The first method is called keyword stuffing. It involves overusing keywords on the page. Webmasters will simply repeat keywords at the bottom of the page where visitors can’t see them. Or they might use invisible text (text in the colour matching the background colour). The page visitors would not catch the words, but the spiders that visit the page surely do (spiders read page content in HTML code and not in text). In fact, some search engines have gone a step ahead. They have spiders which can identify and ignore text that is the same colour as a page’s background.
A common tactic that was used at one point was using keywords that are not related to the content of the page at all, but are the most popular. This method did provide limited success, until spiders got even smarter and found a way to check keywords and meta tags with page content.
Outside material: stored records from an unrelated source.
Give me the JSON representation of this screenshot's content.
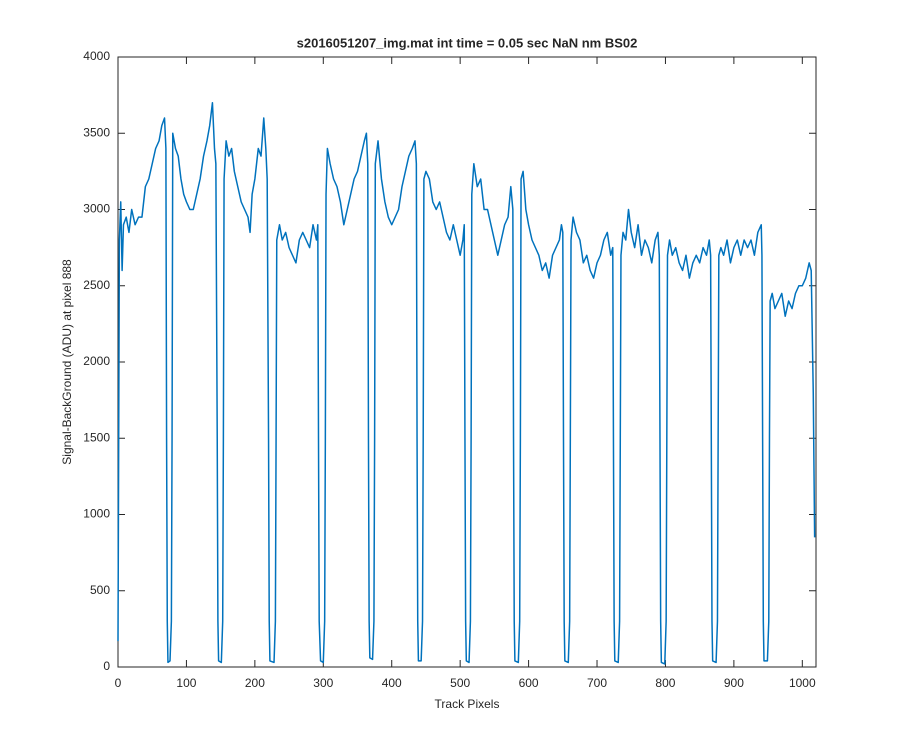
{
  "chart_data": {
    "type": "line",
    "title": "s2016051207_img.mat int time = 0.05 sec  NaN nm BS02",
    "x_label": "Track Pixels",
    "y_label": "Signal-BackGround (ADU) at pixel 888",
    "color": "#0072bd",
    "xlim": [
      0,
      1020
    ],
    "xticks": [
      0,
      100,
      200,
      300,
      400,
      500,
      600,
      700,
      800,
      900,
      1000
    ],
    "ylim": [
      0,
      4000
    ],
    "yticks": [
      0,
      500,
      1000,
      1500,
      2000,
      2500,
      3000,
      3500,
      4000
    ],
    "grid": false,
    "x": [
      0,
      2,
      4,
      6,
      8,
      12,
      16,
      20,
      25,
      30,
      35,
      40,
      45,
      50,
      55,
      60,
      64,
      68,
      70,
      71,
      72,
      73,
      76,
      78,
      79,
      80,
      84,
      88,
      92,
      96,
      100,
      105,
      110,
      115,
      120,
      125,
      130,
      134,
      138,
      141,
      143,
      145,
      146,
      147,
      151,
      153,
      154,
      155,
      158,
      162,
      166,
      170,
      175,
      180,
      185,
      190,
      193,
      196,
      200,
      205,
      209,
      213,
      216,
      218,
      220,
      221,
      222,
      228,
      230,
      231,
      232,
      236,
      240,
      245,
      250,
      255,
      260,
      265,
      270,
      275,
      280,
      285,
      290,
      292,
      293,
      294,
      296,
      300,
      302,
      303,
      304,
      306,
      310,
      315,
      320,
      325,
      330,
      335,
      340,
      345,
      350,
      355,
      360,
      363,
      365,
      366,
      367,
      368,
      372,
      374,
      375,
      376,
      380,
      385,
      390,
      395,
      400,
      405,
      410,
      415,
      420,
      425,
      430,
      434,
      436,
      437,
      438,
      439,
      443,
      445,
      446,
      447,
      450,
      455,
      460,
      465,
      470,
      475,
      480,
      485,
      490,
      495,
      500,
      504,
      506,
      507,
      508,
      509,
      513,
      515,
      516,
      517,
      520,
      525,
      530,
      535,
      540,
      545,
      550,
      555,
      560,
      565,
      570,
      574,
      577,
      578,
      579,
      580,
      585,
      587,
      588,
      589,
      592,
      596,
      600,
      605,
      610,
      615,
      620,
      625,
      630,
      635,
      640,
      645,
      648,
      650,
      651,
      652,
      653,
      658,
      660,
      661,
      662,
      665,
      670,
      675,
      680,
      685,
      690,
      695,
      700,
      705,
      710,
      715,
      720,
      723,
      724,
      725,
      726,
      731,
      733,
      734,
      735,
      738,
      742,
      746,
      750,
      755,
      760,
      765,
      770,
      775,
      780,
      785,
      789,
      791,
      792,
      793,
      794,
      799,
      801,
      802,
      803,
      806,
      810,
      815,
      820,
      825,
      830,
      835,
      840,
      845,
      850,
      855,
      860,
      864,
      866,
      867,
      868,
      869,
      874,
      876,
      877,
      878,
      881,
      885,
      890,
      895,
      900,
      905,
      910,
      915,
      920,
      925,
      930,
      935,
      940,
      941,
      942,
      943,
      944,
      949,
      951,
      952,
      953,
      956,
      960,
      965,
      970,
      975,
      980,
      985,
      990,
      995,
      1000,
      1005,
      1010,
      1013,
      1016,
      1018
    ],
    "values": [
      170,
      2800,
      3050,
      2600,
      2900,
      2950,
      2850,
      3000,
      2900,
      2950,
      2950,
      3150,
      3200,
      3300,
      3400,
      3450,
      3550,
      3600,
      3400,
      1500,
      300,
      30,
      40,
      300,
      1500,
      3500,
      3400,
      3350,
      3200,
      3100,
      3050,
      3000,
      3000,
      3100,
      3200,
      3350,
      3450,
      3550,
      3700,
      3400,
      3300,
      1500,
      300,
      40,
      30,
      300,
      1500,
      3200,
      3450,
      3350,
      3400,
      3250,
      3150,
      3050,
      3000,
      2950,
      2850,
      3100,
      3200,
      3400,
      3350,
      3600,
      3400,
      3200,
      1500,
      300,
      40,
      30,
      300,
      1500,
      2800,
      2900,
      2800,
      2850,
      2750,
      2700,
      2650,
      2800,
      2850,
      2800,
      2750,
      2900,
      2800,
      2900,
      1500,
      300,
      40,
      30,
      300,
      1500,
      3100,
      3400,
      3300,
      3200,
      3150,
      3050,
      2900,
      3000,
      3100,
      3200,
      3250,
      3350,
      3450,
      3500,
      3300,
      1500,
      300,
      60,
      50,
      300,
      1500,
      3300,
      3450,
      3200,
      3050,
      2950,
      2900,
      2950,
      3000,
      3150,
      3250,
      3350,
      3400,
      3450,
      3300,
      1500,
      300,
      40,
      40,
      300,
      1500,
      3200,
      3250,
      3200,
      3050,
      3000,
      3050,
      2950,
      2850,
      2800,
      2900,
      2800,
      2700,
      2800,
      2900,
      1500,
      300,
      40,
      30,
      300,
      1500,
      3100,
      3300,
      3150,
      3200,
      3000,
      3000,
      2900,
      2800,
      2700,
      2800,
      2900,
      2950,
      3150,
      3000,
      1500,
      300,
      40,
      30,
      300,
      1500,
      3200,
      3250,
      3000,
      2900,
      2800,
      2750,
      2700,
      2600,
      2650,
      2550,
      2700,
      2750,
      2800,
      2900,
      2850,
      1500,
      300,
      40,
      30,
      300,
      1500,
      2800,
      2950,
      2850,
      2800,
      2650,
      2700,
      2600,
      2550,
      2650,
      2700,
      2800,
      2850,
      2700,
      2750,
      1500,
      300,
      40,
      30,
      300,
      1500,
      2700,
      2850,
      2800,
      3000,
      2850,
      2750,
      2900,
      2700,
      2800,
      2750,
      2650,
      2800,
      2850,
      2700,
      1500,
      300,
      30,
      20,
      300,
      1500,
      2700,
      2800,
      2700,
      2750,
      2650,
      2600,
      2700,
      2550,
      2650,
      2700,
      2650,
      2750,
      2700,
      2800,
      2700,
      1500,
      300,
      40,
      30,
      300,
      1500,
      2700,
      2750,
      2700,
      2800,
      2650,
      2750,
      2800,
      2700,
      2800,
      2750,
      2800,
      2700,
      2850,
      2900,
      2700,
      1500,
      300,
      40,
      40,
      300,
      1500,
      2400,
      2450,
      2350,
      2400,
      2450,
      2300,
      2400,
      2350,
      2450,
      2500,
      2500,
      2550,
      2650,
      2600,
      1800,
      850
    ]
  }
}
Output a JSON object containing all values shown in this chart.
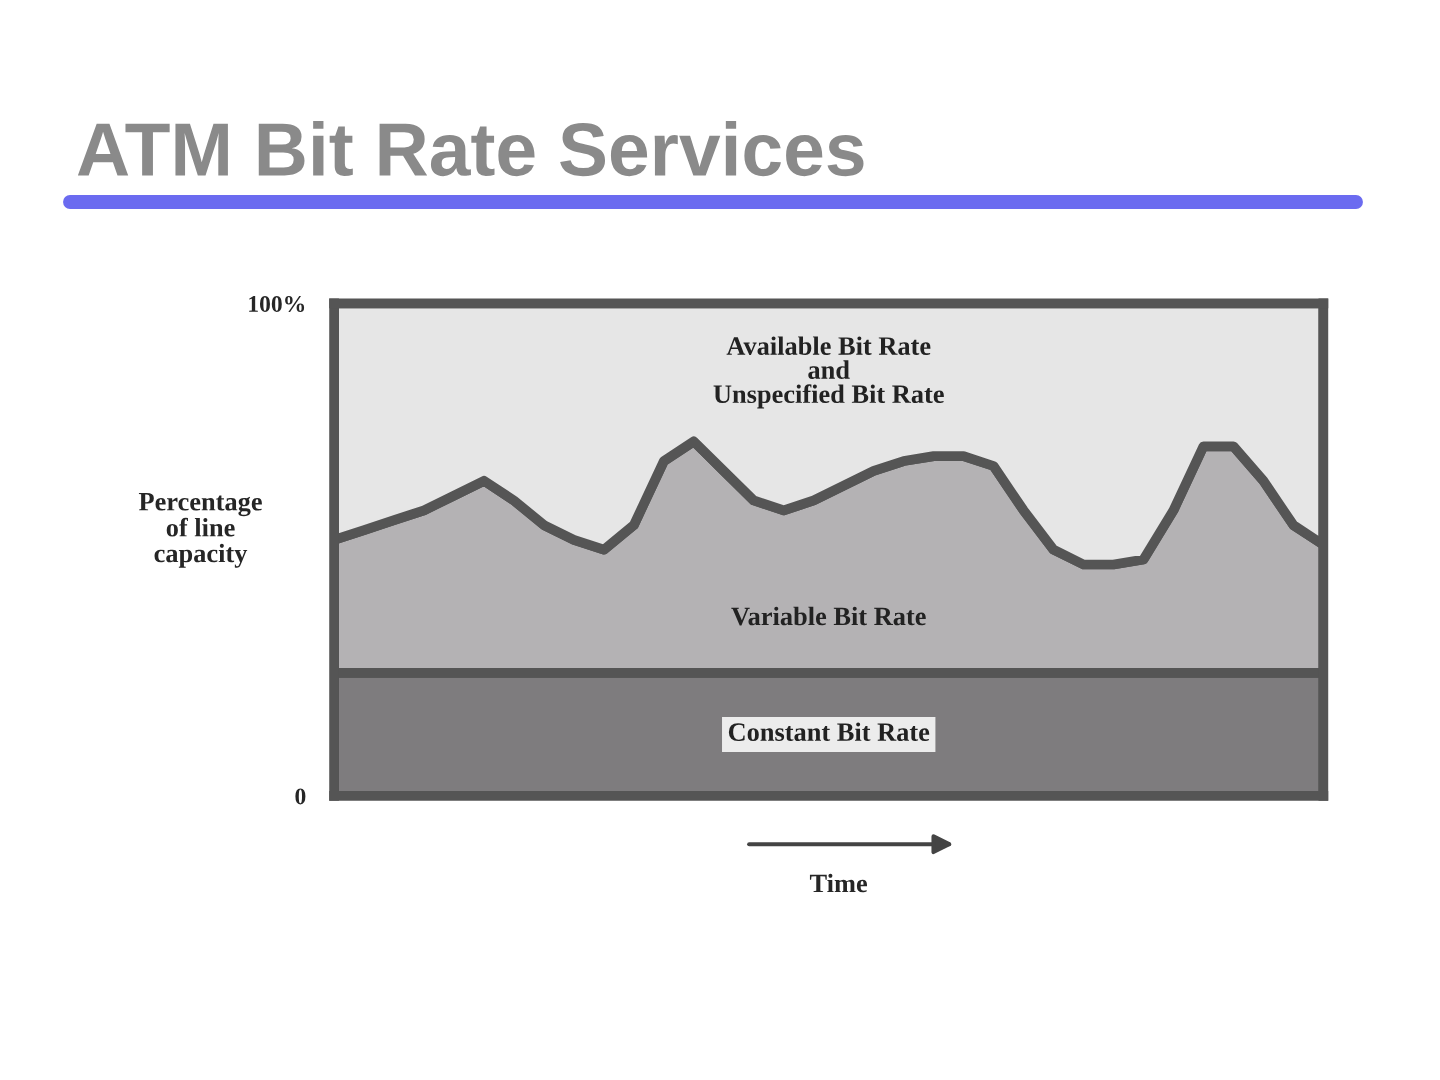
{
  "chart_data": {
    "type": "area",
    "title": "ATM Bit Rate Services",
    "xlabel": "Time",
    "ylabel": "Percentage\nof line\ncapacity",
    "stacked": true,
    "categories": [
      null,
      null,
      null,
      null,
      null,
      null,
      null,
      null,
      null,
      null,
      null,
      null,
      null,
      null,
      null,
      null,
      null,
      null,
      null,
      null,
      null,
      null,
      null,
      null,
      null,
      null,
      null,
      null,
      null,
      null,
      null,
      null,
      null,
      null
    ],
    "series": [
      {
        "name": "Constant Bit Rate",
        "color": "#7e7c7e",
        "values": [
          25,
          25,
          25,
          25,
          25,
          25,
          25,
          25,
          25,
          25,
          25,
          25,
          25,
          25,
          25,
          25,
          25,
          25,
          25,
          25,
          25,
          25,
          25,
          25,
          25,
          25,
          25,
          25,
          25,
          25,
          25,
          25,
          25,
          25
        ]
      },
      {
        "name": "Variable Bit Rate",
        "color": "#b4b2b4",
        "values": [
          27,
          29,
          31,
          33,
          36,
          39,
          35,
          30,
          27,
          25,
          30,
          43,
          47,
          41,
          35,
          33,
          35,
          38,
          41,
          43,
          44,
          44,
          42,
          33,
          25,
          22,
          22,
          23,
          33,
          46,
          46,
          39,
          30,
          26
        ]
      },
      {
        "name": "Available Bit Rate\nand\nUnspecified Bit Rate",
        "color": "#e6e6e6",
        "values": [
          48,
          46,
          44,
          42,
          39,
          36,
          40,
          45,
          48,
          50,
          45,
          32,
          28,
          34,
          40,
          42,
          40,
          37,
          34,
          32,
          31,
          31,
          33,
          42,
          50,
          53,
          53,
          52,
          42,
          29,
          29,
          36,
          45,
          49
        ]
      }
    ],
    "ylim": [
      0,
      100
    ],
    "yticks": [
      0,
      {
        "value": 100,
        "label": "100%"
      }
    ],
    "tick_labels": "y",
    "legend": false
  }
}
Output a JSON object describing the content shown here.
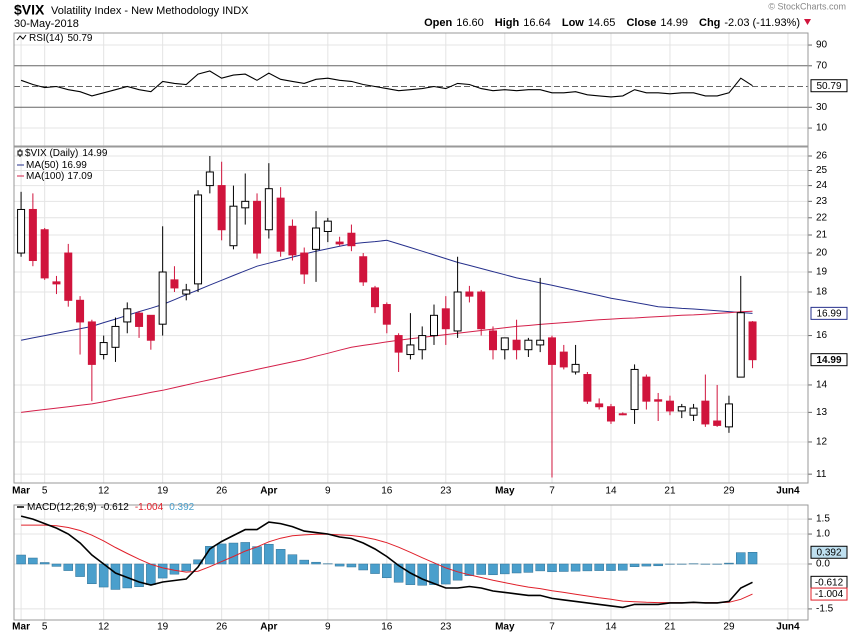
{
  "header": {
    "symbol": "$VIX",
    "name": "Volatility Index - New Methodology INDX",
    "date": "30-May-2018",
    "source": "© StockCharts.com",
    "quote": [
      {
        "label": "Open",
        "value": "16.60"
      },
      {
        "label": "High",
        "value": "16.64"
      },
      {
        "label": "Low",
        "value": "14.65"
      },
      {
        "label": "Close",
        "value": "14.99"
      },
      {
        "label": "Chg",
        "value": "-2.03 (-11.93%)"
      }
    ]
  },
  "chart_data": [
    {
      "type": "line",
      "title": "RSI(14)",
      "color": "#000000",
      "values": [
        56,
        52,
        49,
        50,
        47,
        45,
        41,
        44,
        47,
        50,
        47,
        45,
        55,
        53,
        52,
        62,
        65,
        58,
        61,
        62,
        56,
        63,
        57,
        55,
        53,
        57,
        58,
        56,
        55,
        52,
        50,
        48,
        46,
        47,
        48,
        50,
        48,
        53,
        52,
        48,
        46,
        47,
        46,
        47,
        47,
        44,
        44,
        45,
        42,
        41,
        40,
        41,
        47,
        44,
        44,
        43,
        44,
        44,
        41,
        41,
        44,
        58,
        50.79
      ],
      "ylim": [
        -7.3,
        101.6
      ],
      "yticks": [
        10,
        30,
        70,
        90
      ],
      "bands": [
        30,
        70
      ]
    },
    {
      "type": "candlestick",
      "title": "$VIX (Daily)",
      "log": true,
      "up_color": "#000000",
      "down_color": "#d0143c",
      "open": [
        20.0,
        22.5,
        21.3,
        18.5,
        20.0,
        17.6,
        16.6,
        15.2,
        15.5,
        16.6,
        17.0,
        16.9,
        16.5,
        18.6,
        17.9,
        18.4,
        24.0,
        24.0,
        20.4,
        22.6,
        23.0,
        21.3,
        23.2,
        21.5,
        20.0,
        20.2,
        21.2,
        20.6,
        21.1,
        19.8,
        18.2,
        17.4,
        16.0,
        15.2,
        15.4,
        16.0,
        17.2,
        16.2,
        18.0,
        18.0,
        16.2,
        15.4,
        15.8,
        15.4,
        15.6,
        15.9,
        15.3,
        14.5,
        14.4,
        13.3,
        13.2,
        12.95,
        13.1,
        14.3,
        13.45,
        13.4,
        13.05,
        12.9,
        13.4,
        12.7,
        12.5,
        14.3,
        16.6
      ],
      "high": [
        23.6,
        23.5,
        21.4,
        18.8,
        20.5,
        17.8,
        16.7,
        16.0,
        16.8,
        17.5,
        17.1,
        16.9,
        21.5,
        19.3,
        18.4,
        23.7,
        26.0,
        25.6,
        24.0,
        24.8,
        23.5,
        25.5,
        23.9,
        21.9,
        20.3,
        22.4,
        22.0,
        20.9,
        21.6,
        20.0,
        18.3,
        17.5,
        16.1,
        17.0,
        16.4,
        17.4,
        17.8,
        19.8,
        18.3,
        18.1,
        16.4,
        15.9,
        16.7,
        15.9,
        18.7,
        16.0,
        15.6,
        15.6,
        14.5,
        13.5,
        13.3,
        13.0,
        14.8,
        14.4,
        13.7,
        13.6,
        13.3,
        13.3,
        14.4,
        14.0,
        13.6,
        18.8,
        16.64
      ],
      "low": [
        19.8,
        19.3,
        18.6,
        17.9,
        17.3,
        15.2,
        13.4,
        15.0,
        14.9,
        16.1,
        15.9,
        15.4,
        16.0,
        18.0,
        17.6,
        18.0,
        23.5,
        20.7,
        20.2,
        21.6,
        19.7,
        20.8,
        19.8,
        19.6,
        18.4,
        18.5,
        20.6,
        20.4,
        20.1,
        18.3,
        17.0,
        16.1,
        14.5,
        15.0,
        15.0,
        15.6,
        15.6,
        15.9,
        17.5,
        16.0,
        15.0,
        15.0,
        15.0,
        15.1,
        15.3,
        10.9,
        14.6,
        14.4,
        13.3,
        13.1,
        12.6,
        12.9,
        12.6,
        13.1,
        12.7,
        12.9,
        12.8,
        12.7,
        12.5,
        12.5,
        12.3,
        14.3,
        14.65
      ],
      "close": [
        22.5,
        19.6,
        18.7,
        18.4,
        17.6,
        16.6,
        14.8,
        15.7,
        16.4,
        17.2,
        16.4,
        15.8,
        19.0,
        18.2,
        18.1,
        23.4,
        24.9,
        21.3,
        22.7,
        23.0,
        20.0,
        23.8,
        20.1,
        19.9,
        18.9,
        21.4,
        21.8,
        20.5,
        20.4,
        18.5,
        17.3,
        16.5,
        15.3,
        15.6,
        16.0,
        16.9,
        16.3,
        18.0,
        17.8,
        16.3,
        15.4,
        15.9,
        15.4,
        15.8,
        15.8,
        14.8,
        14.7,
        14.8,
        13.4,
        13.2,
        12.7,
        12.93,
        14.6,
        13.4,
        13.4,
        13.05,
        13.2,
        13.15,
        12.6,
        12.55,
        13.3,
        17.02,
        14.99
      ],
      "series": [
        {
          "name": "MA(50)",
          "color": "#26308c",
          "values": [
            15.8,
            15.9,
            16.0,
            16.1,
            16.2,
            16.3,
            16.4,
            16.57,
            16.73,
            16.9,
            17.07,
            17.23,
            17.4,
            17.63,
            17.87,
            18.1,
            18.34,
            18.58,
            18.82,
            19.06,
            19.3,
            19.46,
            19.62,
            19.78,
            19.94,
            20.1,
            20.23,
            20.37,
            20.5,
            20.57,
            20.63,
            20.7,
            20.5,
            20.3,
            20.1,
            19.9,
            19.7,
            19.5,
            19.34,
            19.18,
            19.02,
            18.86,
            18.7,
            18.58,
            18.45,
            18.33,
            18.2,
            18.08,
            17.95,
            17.83,
            17.7,
            17.6,
            17.5,
            17.4,
            17.3,
            17.26,
            17.22,
            17.19,
            17.15,
            17.11,
            17.07,
            17.03,
            16.99
          ]
        },
        {
          "name": "MA(100)",
          "color": "#d4204a",
          "values": [
            13.0,
            13.05,
            13.1,
            13.15,
            13.2,
            13.25,
            13.3,
            13.38,
            13.47,
            13.55,
            13.63,
            13.72,
            13.8,
            13.9,
            14.0,
            14.1,
            14.2,
            14.3,
            14.4,
            14.5,
            14.6,
            14.7,
            14.8,
            14.9,
            15.0,
            15.13,
            15.25,
            15.38,
            15.5,
            15.58,
            15.65,
            15.73,
            15.8,
            15.86,
            15.92,
            15.98,
            16.04,
            16.1,
            16.16,
            16.22,
            16.28,
            16.34,
            16.4,
            16.44,
            16.49,
            16.53,
            16.57,
            16.61,
            16.66,
            16.7,
            16.73,
            16.76,
            16.78,
            16.81,
            16.84,
            16.87,
            16.9,
            16.92,
            16.95,
            16.99,
            17.02,
            17.06,
            17.09
          ]
        }
      ],
      "ylim": [
        10.74,
        26.64
      ],
      "yticks": [
        11,
        12,
        13,
        14,
        16,
        18,
        19,
        20,
        21,
        22,
        23,
        24,
        25,
        26
      ],
      "xlim": [
        -0.6,
        66.7
      ],
      "xticks": [
        {
          "value": 0,
          "label": "Mar"
        },
        {
          "value": 2,
          "label": "5"
        },
        {
          "value": 7,
          "label": "12"
        },
        {
          "value": 12,
          "label": "19"
        },
        {
          "value": 17,
          "label": "26"
        },
        {
          "value": 21,
          "label": "Apr"
        },
        {
          "value": 26,
          "label": "9"
        },
        {
          "value": 31,
          "label": "16"
        },
        {
          "value": 36,
          "label": "23"
        },
        {
          "value": 41,
          "label": "May"
        },
        {
          "value": 45,
          "label": "7"
        },
        {
          "value": 50,
          "label": "14"
        },
        {
          "value": 55,
          "label": "21"
        },
        {
          "value": 60,
          "label": "29"
        },
        {
          "value": 65,
          "label": "Jun4"
        }
      ]
    },
    {
      "type": "macd",
      "title": "MACD(12,26,9)",
      "macd_color": "#000000",
      "signal_color": "#e0202a",
      "histogram_color": "#4a9fcc",
      "macd": [
        1.6,
        1.5,
        1.35,
        1.2,
        1.0,
        0.7,
        0.3,
        0.0,
        -0.3,
        -0.45,
        -0.6,
        -0.7,
        -0.6,
        -0.55,
        -0.5,
        -0.1,
        0.5,
        0.75,
        0.95,
        1.15,
        1.15,
        1.4,
        1.35,
        1.25,
        1.1,
        1.05,
        1.0,
        0.9,
        0.85,
        0.7,
        0.5,
        0.25,
        -0.05,
        -0.3,
        -0.5,
        -0.65,
        -0.8,
        -0.8,
        -0.75,
        -0.8,
        -0.9,
        -0.95,
        -1.0,
        -1.05,
        -1.05,
        -1.15,
        -1.2,
        -1.25,
        -1.3,
        -1.35,
        -1.4,
        -1.45,
        -1.35,
        -1.35,
        -1.35,
        -1.3,
        -1.3,
        -1.28,
        -1.3,
        -1.3,
        -1.25,
        -0.8,
        -0.612
      ],
      "signal": [
        1.3,
        1.3,
        1.3,
        1.28,
        1.22,
        1.12,
        0.96,
        0.77,
        0.55,
        0.35,
        0.16,
        -0.01,
        -0.13,
        -0.21,
        -0.27,
        -0.24,
        -0.09,
        0.08,
        0.25,
        0.43,
        0.57,
        0.74,
        0.86,
        0.94,
        0.97,
        0.99,
        0.99,
        0.97,
        0.95,
        0.9,
        0.82,
        0.71,
        0.56,
        0.39,
        0.21,
        0.04,
        -0.13,
        -0.26,
        -0.36,
        -0.45,
        -0.54,
        -0.62,
        -0.7,
        -0.77,
        -0.82,
        -0.89,
        -0.95,
        -1.01,
        -1.07,
        -1.13,
        -1.18,
        -1.24,
        -1.26,
        -1.28,
        -1.29,
        -1.29,
        -1.29,
        -1.29,
        -1.29,
        -1.29,
        -1.28,
        -1.18,
        -1.004
      ],
      "histogram": [
        0.3,
        0.2,
        0.05,
        -0.08,
        -0.22,
        -0.42,
        -0.66,
        -0.77,
        -0.85,
        -0.8,
        -0.76,
        -0.69,
        -0.47,
        -0.34,
        -0.23,
        0.14,
        0.59,
        0.67,
        0.7,
        0.72,
        0.58,
        0.66,
        0.49,
        0.31,
        0.13,
        0.06,
        0.01,
        -0.07,
        -0.1,
        -0.2,
        -0.32,
        -0.46,
        -0.61,
        -0.69,
        -0.71,
        -0.69,
        -0.67,
        -0.54,
        -0.39,
        -0.35,
        -0.36,
        -0.33,
        -0.3,
        -0.28,
        -0.23,
        -0.26,
        -0.25,
        -0.24,
        -0.23,
        -0.22,
        -0.22,
        -0.21,
        -0.09,
        -0.07,
        -0.06,
        -0.01,
        -0.01,
        0.01,
        -0.01,
        -0.01,
        0.03,
        0.38,
        0.392
      ],
      "ylim": [
        -1.87,
        1.97
      ],
      "yticks": [
        1.5,
        {
          "value": 1,
          "label": "1.0"
        },
        {
          "value": 0,
          "label": "0.0"
        },
        -1.5
      ]
    }
  ]
}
Webmasters have proven to be very innovative in other different ways. For example, webmaster creates a simple page that includes key words to get listed on an SERP. That simple page has a program that redirects visitors to a different page having nothing to do with the original search term. In this way, the webmaster creates several pages with keywords of all the popular terms and can get a lot of traffic to a particular site.
A second category of methods that are black hat SEO techniques is called page stuffing. Webmasters create two exact web pages, with the same content. He hopes that both pages will make the top SERP results. With many pages of the same content, the webmaster ends up pushing other pages off the top of the SERP and eliminates any competition. Now, many search engine spiders can compare pages against each other and determine if any two pages have the same content.
A third black hat technique is called selling or farming links. We have established that search engines look at the links of a page to determine the page’s relevance and hence, rank. SO some webmasters buy links from other sites to boost its page’s rank. This is what a link farm is; a collection of web pages that interlink with each other to increase a page’s rank.
Some link farms can have hundreds of web sites, each with a web page just to list the links of every other site in the farm. If a search engine discovers a link farm, it will flag every single site in the farm, or might even demote every page’s rank. In extreme cases, it can ban all the sites from its indexes.
We see that search engines usually do figure if a particular site is using one of the above black hat techniques to increase its SERP position. Cheating the system in this way might lead to a temporary increase in visitors, but besides the benefits being short-lived, most search engines penalize Web pages for using these techniques.